Desde luego, ésta es la única situación en la que, ante el estrés, puedes liarte a romperlo todo, pelearte contra un bebé gorila, y afrontar situaciones incluso más rocambolescas con el único objetivo de descoyuntarte el hombre para liberar un poco del agobio que tengas acumulado. La misión principal será, en esencia, ir superando los diferentes niveles rompiéndolo todo. Son sólo cuatro, pero teniendo en cuenta que manejamos al hombre más estresado del planeta ya están bien.
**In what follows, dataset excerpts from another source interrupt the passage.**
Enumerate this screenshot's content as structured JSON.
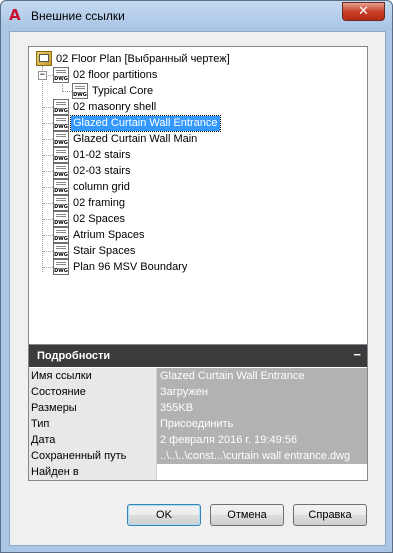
{
  "window": {
    "title": "Внешние ссылки",
    "close_glyph": "✕",
    "app_glyph": "A"
  },
  "tree": {
    "root_label": "02 Floor Plan [Выбранный чертеж]",
    "expander_glyph": "−",
    "file_icon_text": "DWG",
    "items": [
      {
        "label": "02 floor partitions",
        "level": 1,
        "expanded": true
      },
      {
        "label": "Typical Core",
        "level": 2
      },
      {
        "label": "02 masonry shell",
        "level": 1
      },
      {
        "label": "Glazed Curtain Wall Entrance",
        "level": 1,
        "selected": true
      },
      {
        "label": "Glazed Curtain Wall Main",
        "level": 1
      },
      {
        "label": "01-02 stairs",
        "level": 1
      },
      {
        "label": "02-03 stairs",
        "level": 1
      },
      {
        "label": "column grid",
        "level": 1
      },
      {
        "label": "02 framing",
        "level": 1
      },
      {
        "label": "02 Spaces",
        "level": 1
      },
      {
        "label": "Atrium Spaces",
        "level": 1
      },
      {
        "label": "Stair Spaces",
        "level": 1
      },
      {
        "label": "Plan 96 MSV Boundary",
        "level": 1
      }
    ]
  },
  "details": {
    "header": "Подробности",
    "collapse_glyph": "−",
    "rows": [
      {
        "name": "Имя ссылки",
        "value": "Glazed Curtain Wall Entrance"
      },
      {
        "name": "Состояние",
        "value": "Загружен"
      },
      {
        "name": "Размеры",
        "value": "355KB"
      },
      {
        "name": "Тип",
        "value": "Присоединить"
      },
      {
        "name": "Дата",
        "value": "2 февраля 2016 г.  19:49:56"
      },
      {
        "name": "Сохраненный путь",
        "value": "..\\..\\..\\const...\\curtain wall entrance.dwg"
      },
      {
        "name": "Найден в",
        "value": ""
      }
    ]
  },
  "buttons": {
    "ok": "OK",
    "cancel": "Отмена",
    "help": "Справка"
  }
}
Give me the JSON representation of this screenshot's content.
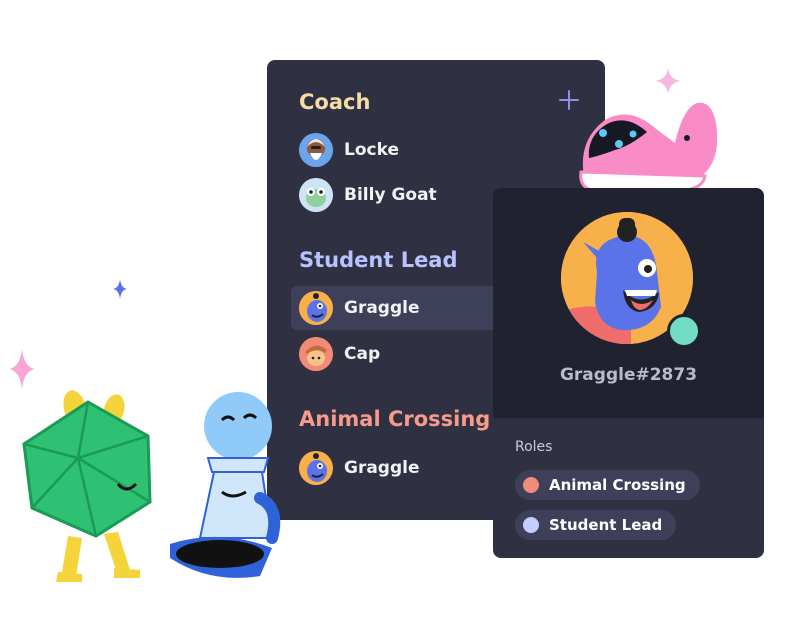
{
  "member_list": {
    "groups": [
      {
        "header": "Coach",
        "color": "#f7dca5",
        "members": [
          {
            "name": "Locke",
            "avatar": "locke-avatar"
          },
          {
            "name": "Billy Goat",
            "avatar": "billy-goat-avatar"
          }
        ]
      },
      {
        "header": "Student Lead",
        "color": "#b6c3ff",
        "members": [
          {
            "name": "Graggle",
            "avatar": "graggle-avatar",
            "selected": true
          },
          {
            "name": "Cap",
            "avatar": "cap-avatar"
          }
        ]
      },
      {
        "header": "Animal Crossing",
        "color": "#f59b8b",
        "members": [
          {
            "name": "Graggle",
            "avatar": "graggle-avatar"
          }
        ]
      }
    ],
    "add_icon": "plus-icon"
  },
  "profile": {
    "tag": "Graggle#2873",
    "roles_label": "Roles",
    "roles": [
      {
        "name": "Animal Crossing",
        "color": "#f08c7a"
      },
      {
        "name": "Student Lead",
        "color": "#c4cdff"
      }
    ]
  }
}
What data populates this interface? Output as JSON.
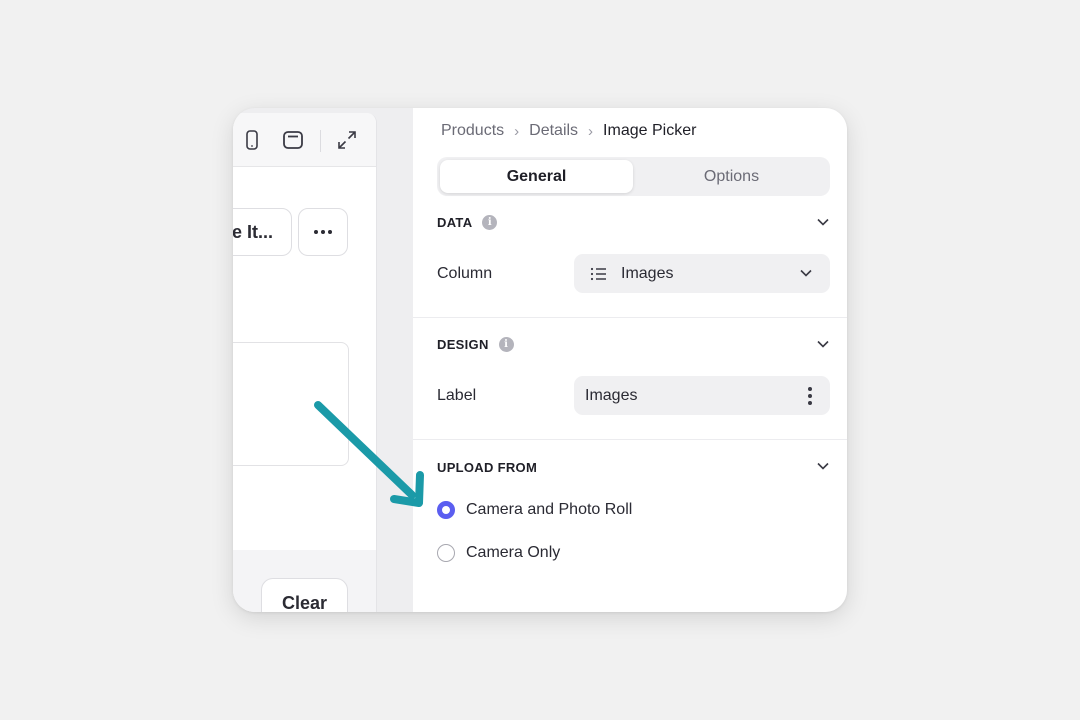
{
  "preview": {
    "truncated_button": "e It...",
    "more_label": "•••",
    "clear_label": "Clear"
  },
  "breadcrumb": [
    "Products",
    "Details",
    "Image Picker"
  ],
  "breadcrumb_sep": "›",
  "tabs": [
    {
      "label": "General",
      "active": true
    },
    {
      "label": "Options",
      "active": false
    }
  ],
  "sections": {
    "data": {
      "title": "DATA",
      "column_label": "Column",
      "column_value": "Images"
    },
    "design": {
      "title": "DESIGN",
      "label_label": "Label",
      "label_value": "Images"
    },
    "upload": {
      "title": "UPLOAD FROM",
      "options": [
        {
          "label": "Camera and Photo Roll",
          "selected": true
        },
        {
          "label": "Camera Only",
          "selected": false
        }
      ]
    }
  },
  "colors": {
    "accent_radio": "#5b5ef0",
    "arrow": "#1b9aa8"
  }
}
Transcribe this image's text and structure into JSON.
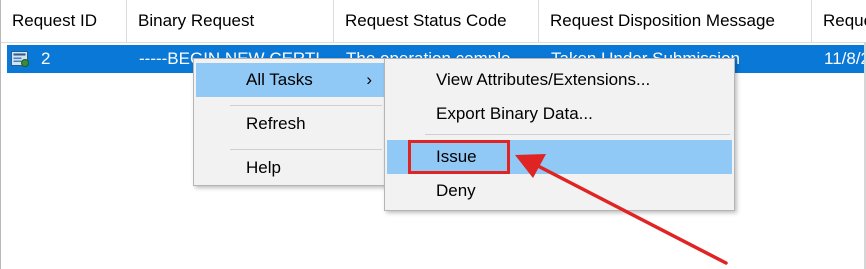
{
  "columns": [
    "Request ID",
    "Binary Request",
    "Request Status Code",
    "Request Disposition Message",
    "Reque"
  ],
  "row": {
    "id": "2",
    "binary": "-----BEGIN NEW CERTI",
    "status": "The operation comple",
    "disposition": "Taken Under Submission",
    "date": "11/8/2"
  },
  "context_menu": {
    "items": [
      {
        "label": "All Tasks",
        "has_submenu": true
      },
      {
        "label": "Refresh"
      },
      {
        "label": "Help"
      }
    ],
    "submenu_arrow": "›"
  },
  "submenu": {
    "items": [
      {
        "label": "View Attributes/Extensions..."
      },
      {
        "label": "Export Binary Data..."
      },
      {
        "label": "Issue",
        "highlighted": true
      },
      {
        "label": "Deny"
      }
    ]
  },
  "colors": {
    "selection": "#0a78d7",
    "menu_highlight": "#90c8f6",
    "annotation": "#e02424"
  }
}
Y es que sus mejores sueños (una isla tropical, chicas en bikini, una hamaca, y, supondremos, no las mismas ideas que al respecto suele tener el -en el fondo- políticamente correcto Homer Simpson) se ven interrumpidos por despertadores, bebés llorones, y demás cosas molestas. Su solución es tan simple como terrible: arrasar con todo, empezando por su propia casa. Luego sale a la carretera y la cosa es peor, pasando por su oficina y todo eso sólo para llegar a un aeropuerto (¡a quién se le ocurre!) con el objetivo de volar a esa soñada isla.

Poco a poco vamos consiguiendo armas más contundentes, hasta llegar a la ansiada hacha, momento en el que el juego se desvela, aun con su humor, como un auténtico simulador de histérico psicópata. Además de la lógica mejora en potencia progresiva de los objetos que usamos para romperlo todo, tienen funcionalidades específicas para progresar en los niveles pudiendo superar algunos obstáculos concretos. El hacha, por ejemplo, será ideal para romper puertas.

La destrucción se lleva a cabo moviendo el mando remoto en vertical o en horizontal, y el juego al final acaba invitando a hacer aspavientos, algo que, todo sea dicho, no es lo más recomendable, dado el intenso ritmo de juego (quizás un puntito estresante en ocasiones). Las cuatro fases se superan en torno a la hora de juego, lo que dado su ritmo no está mal, pero lo cierto es que a poco que uno se meta en el papel puede acabar derrengado, así que es de suponer que libere algo de estrés, junto a toda esa energía.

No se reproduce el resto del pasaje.